The strange story of the Cagots

A painful affair

Towards the end of the reign of Louis XIV, in 1706, in Lialores, a small hamlet north of Condom in the Gers department, Laurent and Julie Arboucan experienced a tragedy that was all too common at the time: their daughter Marie had just died.

They prepared to give her a Christian burial, but when the child's remains arrived at the cemetery, an angry and threatening mob barred them from entering. There was no way they were going to allow Marie to be buried in the same earth as the other inhabitants of the parish.

Such a refusal from grieving parents may come as a shock, but at the time the reaction of the villagers was hardly surprising.

Indeed, Marie and her parents belong to a despised population still remembered under the name of "cagots". In many towns in the south-west of France, these people, though perfectly Christian and settled for generations, are the object of a deep-rooted, stubborn and uncompromising ostracism.

Yet the only thing that differentiates cagots from the rest of the population is their physical appearance. They are small without being dwarfs, and have deformed hands.
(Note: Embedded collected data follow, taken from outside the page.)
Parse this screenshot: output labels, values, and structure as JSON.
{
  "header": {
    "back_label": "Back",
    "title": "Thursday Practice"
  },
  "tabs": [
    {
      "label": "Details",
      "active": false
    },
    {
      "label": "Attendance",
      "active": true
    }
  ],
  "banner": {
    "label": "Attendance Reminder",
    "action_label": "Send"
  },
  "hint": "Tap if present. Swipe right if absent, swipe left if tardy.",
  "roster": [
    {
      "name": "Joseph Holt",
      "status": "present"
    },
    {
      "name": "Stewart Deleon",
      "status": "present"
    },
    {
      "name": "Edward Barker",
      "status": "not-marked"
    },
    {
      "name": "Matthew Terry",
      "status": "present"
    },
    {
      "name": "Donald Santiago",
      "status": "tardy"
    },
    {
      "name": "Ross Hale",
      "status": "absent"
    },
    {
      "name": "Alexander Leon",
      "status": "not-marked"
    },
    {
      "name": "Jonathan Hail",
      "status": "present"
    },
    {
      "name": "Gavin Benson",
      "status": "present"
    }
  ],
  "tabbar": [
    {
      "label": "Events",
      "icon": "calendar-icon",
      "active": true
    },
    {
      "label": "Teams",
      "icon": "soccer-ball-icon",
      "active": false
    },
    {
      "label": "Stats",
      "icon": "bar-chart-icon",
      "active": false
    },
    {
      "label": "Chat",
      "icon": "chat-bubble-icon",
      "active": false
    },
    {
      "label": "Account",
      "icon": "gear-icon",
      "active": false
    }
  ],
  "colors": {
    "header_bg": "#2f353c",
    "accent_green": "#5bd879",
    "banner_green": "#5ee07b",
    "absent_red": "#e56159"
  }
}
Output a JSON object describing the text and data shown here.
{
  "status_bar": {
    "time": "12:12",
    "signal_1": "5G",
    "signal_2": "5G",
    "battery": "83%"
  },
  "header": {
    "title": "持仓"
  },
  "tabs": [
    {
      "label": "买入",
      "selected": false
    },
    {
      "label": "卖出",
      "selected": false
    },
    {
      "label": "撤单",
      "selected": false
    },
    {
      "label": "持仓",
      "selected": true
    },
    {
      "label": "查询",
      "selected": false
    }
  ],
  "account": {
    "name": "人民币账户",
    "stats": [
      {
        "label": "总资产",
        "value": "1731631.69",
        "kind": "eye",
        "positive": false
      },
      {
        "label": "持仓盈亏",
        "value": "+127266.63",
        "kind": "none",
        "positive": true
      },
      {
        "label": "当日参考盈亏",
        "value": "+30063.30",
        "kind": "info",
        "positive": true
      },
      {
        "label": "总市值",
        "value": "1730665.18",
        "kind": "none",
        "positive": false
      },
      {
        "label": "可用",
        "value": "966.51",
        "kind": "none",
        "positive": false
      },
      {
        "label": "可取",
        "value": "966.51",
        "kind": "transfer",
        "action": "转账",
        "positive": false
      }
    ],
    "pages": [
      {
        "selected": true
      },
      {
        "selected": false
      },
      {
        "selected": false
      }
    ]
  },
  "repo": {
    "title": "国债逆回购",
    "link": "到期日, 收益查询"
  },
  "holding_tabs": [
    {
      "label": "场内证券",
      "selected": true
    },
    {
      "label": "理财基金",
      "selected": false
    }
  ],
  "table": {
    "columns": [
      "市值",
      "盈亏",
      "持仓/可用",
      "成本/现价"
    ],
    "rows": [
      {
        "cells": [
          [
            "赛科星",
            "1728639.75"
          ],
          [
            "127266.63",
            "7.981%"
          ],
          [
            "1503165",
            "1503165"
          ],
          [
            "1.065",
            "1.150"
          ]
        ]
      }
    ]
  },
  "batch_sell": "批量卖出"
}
It's true that you can recognize a cagot at a glance.

However, in 1683, the royal authorities promulgated an ordinance to put an end to this xenophobia, but alas, nobody wants to hear about it, and obscurantism is still omnipresent deep in the south-western countryside.

However, Laurent Arboucan is determined to fight for his daughter, and takes his case to court. A long and painful case begins.

An ostracism that goes back to the dawn of time

It wasn't until 1710 that the Bordeaux parliament, the region's judicial body, imposed Marie's burial in the Lialores cemetery, but when Laurent Arboucan died in his turn, his remains suffered the same fate, and the poor man once again had to appeal to the courts to be laid to rest beside his daughter.

This sad affair illustrates the condition of the cagots since this period.

Since the 10th century, Cagotes families have been ordered to live apart from the village. Objects of deep disgust, they are the subject of many unfounded beliefs: they are repulsively filthy, their breath is foul, and some even accuse them of practicing occult disciplines akin to black magic.

We avoid talking to them or touching them as much as possible, and even claim that drinking from the same glass as a cagot is fatal.

Strategies exist to counter the ill fate they carry, and rulings by the Parliament of Navarre require them to wear a mark of infamy, a red goose foot sewn onto their left shoulder, reminiscent of a much more recent and infamous star.

In some towns, cagots had to announce themselves with a rattle like lepers, and were forbidden to go barefoot to avoid contaminating the ground.

Of course, cagots only form unions with each other, and are assigned to specific professions, often involving wood or stone.

However, they are recognized as Christians and have the right to go to church, but a door and a stoup are reserved for them, as the clergy has always shown them a certain amount of support. However, they only receive the ostia at the end of a pole, as the population refuses to allow the priest to contaminate his fingers.

So where does such deep-seated rejection come from?

Many historians have studied the subject, and some of their hypotheses are quite surprising.

The name Cagot is a kind of generic term. In some regions, they were called Agotes, Colibères or Jésites.

This last name comes directly from Gehazi, a biblical character: the prophet Elisha having cured a Syrian prince of leprosy, his servant Gehazi wanted to profit from the cure and demanded money from the miraculous man. When Elisée found out, he condemned him and all his descendants to suffer from leprosy.

It is assumed that they are descendants of lepers who, like themselves, were forced to live in isolation. Marrying among themselves, these lepers would have had descendants who, over the centuries, would have kept the stigma of the disease without actually carrying it, as well as physical degeneration due to consanguinity.

But this is just one medical hypothesis to explain the Cagots' physical appearance. There are other possible explanations based on ethnic-religious assumptions.

There is an enduring hypothesis that cagot was formed by the contraction of ca-nes-goth into ca-goth and then cagots through patois phonetic deformations, as Gothic populations driven south by the Franks took refuge in large numbers in the interior and at the foot of the Pyrenees. Along the way, these groups of Goths were given insulting names by the local inhabitants.

Other more or less far-fetched clues have also had their moment of glory, but in the end, it has to be said that nobody really knows where the cagots come from.

The last cagots

Their situation would evolve, but it would take the fate of a man under Louis XVI, Bernard Dufresne, the son of a Frenchman and a cagote, who would rise in the circles of power until he was appointed Director of the Treasury by Louis XVI.

The last recorded cagots date back to 1962: a sister and her two brothers, the Dannes family in St Jean-de-Luz.